五老打得正紧,忽然不见了敌人,微微一怔,只觉顶上风生,知道不妙,正要闪避,温明山与温明施两人已被围棋子打中穴道,跌倒在地。温明达俯身去救,袁承志又是一把棋子撤了下来,温明达是五老之长,武功最强,双戟“密云欲雨”,在头顶一阵盘旋,只听见叮叮之声不绝,十多粒棋子已被砸飞。他怕袁承志再放暗器,双戟展动,他成一团白光护住顶门,忽听旁观众人一声惊叫,手上一震,双戟似被什么东西拦住,舞不开来。他吃了一惊,用力一夺,那知就这么一夺,双戟忽然脱手飞去。他不暇细想,向旁跃开三步,两掌护住门面,只见双戟已在袁承志手中。他一手一戟,喝道:“瞧着!”两戟脱手飞出,钉入练武厅中的两根粗柱之内,没入了大半,柱子已被对穿而过。那两根柱子一阵晃动,头顶屋瓦乱响,站在门口的人发脚逃出厅外,只怕大厅倒坍。当年穆人清初授袁承志剑术时,曾一剑掷去,没入树干,木桑道人誉为天下无双之剑法,袁承志今日显这一手,就,就是从那一招变来。黄真此时早已心悦诚服,见他用本门手法掷戟撼柱,威不可当,不禁大叫:“袁师弟,好一招『现龙现尾』呀!”袁承志回头一笑,说道:“不敢忘师父的教诲,还请师兄多多指教。”温明达四顾茫然,只见四个兄弟都已倒在地下。
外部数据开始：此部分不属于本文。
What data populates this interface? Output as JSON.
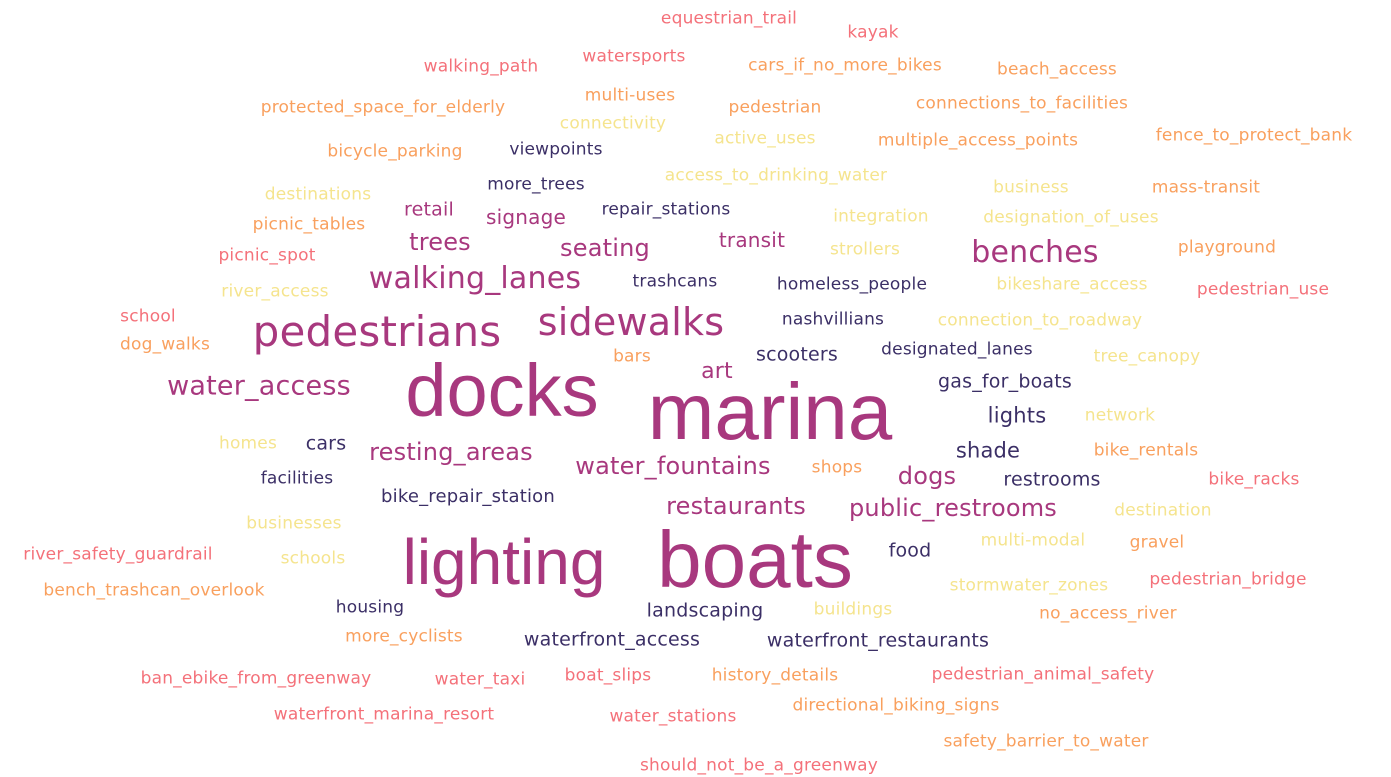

袁承志缓步走到黄真等身边,拔下头上玉簪,还给了小慧,站在崔希敏身边,一言不发。温明达见自己石梁派这个天下无敌的五行八卦阵,被这小子在片刻之间,如摧枯拉朽般一阵扫荡,闹了个全军覆没,一阵心酸,竟想在柱子上一头碰死。但他素来狠辣,转眼一想:“我已是垂暮之年,这个仇是报不了的了,但只要留得一口气在,总不能善干罢休!”双手一摆,对黄真道:“金子都在这里,你们拿去吧。”崔希敏不等他再说第二句话,把地上的金条全数检入皮袋之中,石梁派空有数十人站在旁边,眼睁睁的不敢动手。袁承志刚才这一杖,已把他们打得心惊胆战,斗志全失。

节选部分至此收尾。